Se si riuscissero a colmare questi divari, si potrebbero rigenerare almeno 100 milioni di metri quadrati e dare corso a investimenti per 200 miliardi di euro in 10 anni. Inoltre, ne beneficerebbe l’ambiente, con una riduzione del 15% di emissioni di CO2, ma anche l’occupazione, con la creazione di posti di lavoro per 200-300 mila unità l’anno. Senza contare poi l’effetto volano sull’economia e in particolare sul turismo. Per dirla con il ministro della Transizione Ecologica, Roberto Cingolani, “le caratteristiche stesse del patrimonio urbano del nostro Paese rendono sempre più urgente la necessità di ripensare completamente il modo di costruire le nostre città, mettendo al centro del processo non solo la sostenibilità ambientale, ma anche la qualità stessa degli edifici”. E qui entra in gioco il Pnrr che mette sul tavolo capitali per oltre 54 miliardi di euro riferibili a vario titolo alla rigenerazione urbana.
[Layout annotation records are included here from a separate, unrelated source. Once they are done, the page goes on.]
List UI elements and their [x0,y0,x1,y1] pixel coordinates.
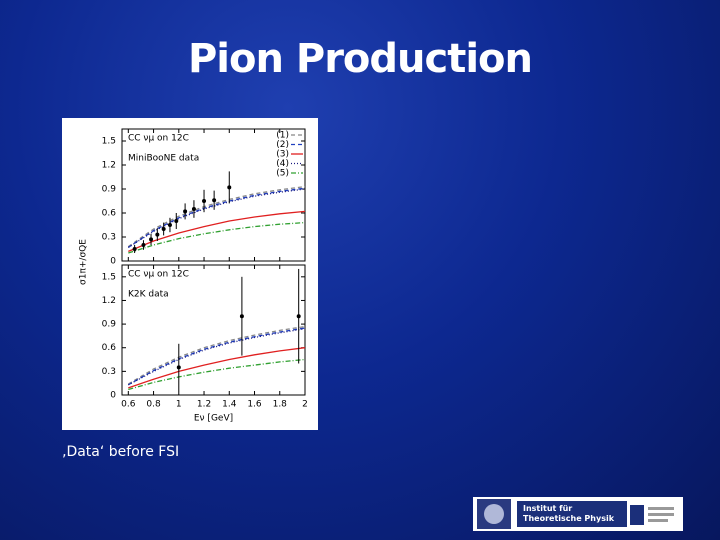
y-axis-label: σ1π+/σQE [79,239,89,285]
x-tick-label: 0.6 [121,400,136,410]
legend-label: (4) [276,159,289,169]
university-emblem [630,505,674,525]
y-tick-label: 0.9 [102,185,117,195]
data-label: K2K data [128,290,169,300]
plot-frame [121,128,306,262]
data-point [212,198,217,203]
data-point [149,237,154,242]
figure-background [62,118,318,430]
panel-annotation: CC νμ on 12C [128,270,189,280]
x-tick-label: 1 [176,400,182,410]
y-tick-label: 0 [110,257,116,267]
y-tick-label: 1.2 [102,161,116,171]
legend-label: (3) [276,150,289,160]
logo-emblem [477,499,511,529]
data-point [191,207,196,211]
y-tick-label: 0.6 [102,209,117,219]
curve [128,358,306,391]
data-point [132,247,137,251]
slide-title: Pion Production [187,36,533,82]
y-tick-label: 1.5 [102,137,116,147]
y-tick-label: 0.3 [102,367,116,377]
y-tick-label: 0 [110,391,116,401]
curve [127,328,306,386]
x-axis-label: Eν [GeV] [194,414,233,424]
x-tick-label: 1.4 [222,400,237,410]
x-tick-label: 1.2 [197,400,211,410]
x-tick-label: 2 [302,400,308,410]
y-tick-label: 0.3 [102,233,116,243]
curve [127,327,306,386]
institute-name: Institut für Theoretische Physik [517,501,627,527]
y-tick-label: 0.6 [102,343,117,353]
data-point [141,243,146,247]
x-tick-label: 1.8 [273,400,288,410]
curve [127,185,306,248]
data-point [174,219,179,223]
legend-label: (2) [276,140,289,150]
data-point [296,314,301,319]
data-point [239,314,244,319]
curve [128,347,306,389]
x-tick-label: 0.8 [146,400,161,410]
data-point [167,223,172,227]
legend-label: (5) [276,169,289,179]
curve [128,221,306,254]
x-tick-label: 1.6 [247,400,262,410]
logo: Institut für Theoretische Physik [473,497,683,531]
curve [127,325,306,385]
legend-label: (1) [276,131,289,141]
data-label: MiniBooNE data [128,154,199,164]
panel-annotation: CC νμ on 12C [128,134,189,144]
data-point [202,199,207,203]
plot-frame [121,264,306,396]
y-tick-label: 1.2 [102,296,116,306]
y-tick-label: 1.5 [102,272,116,282]
data-point [155,232,160,237]
data-point [227,185,232,190]
caption: ‚Data‘ before FSI [62,444,180,460]
data-point [161,227,166,231]
data-point [176,365,181,370]
data-point [183,209,188,214]
y-tick-label: 0.9 [102,320,117,330]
Che possono diventare 85 miliardi se si includono gli investimenti in infrastrutture (31,5 miliardi).
“L’Italia ha nella sua storia la vocazione di sviluppare città straordinarie, e oggi, con un approccio sistemico da parte delle principali istituzioni pubbliche e private, è possibile comporre un piano industriale di riqualificazione del territorio che affermi un nuovo modello italiano culturale ed economico di sviluppo e consenta la crescita di aziende nazionali eccellenti che possano servire il Paese e competere a livello internazionale”, sottolinea il fondatore e CEO di Coima Manfredi Catella.
Considerando le due aree di maggiore interesse, Roma e Milano, risulta chiaro che la prima è più ‘indietro’ ma può “può cogliere importanti opportunità per gli anni a venire, con possibili accelerazioni anche grazie a eventi che coinvolgeranno la città, come il Giubileo, la Ryder Cup, l’European Aquatics Championships e la candidatura a Expo 2030”. Milano è ben posizionata, avendo da tempo, dal 2000, avviato un programma di rigenerazione urbana che ha dato vita a una filiera produttiva di professionisti e aziende che hanno maturato 20 anni di esperienza e che possono rappresentare oggi una risorsa importante per il Paese.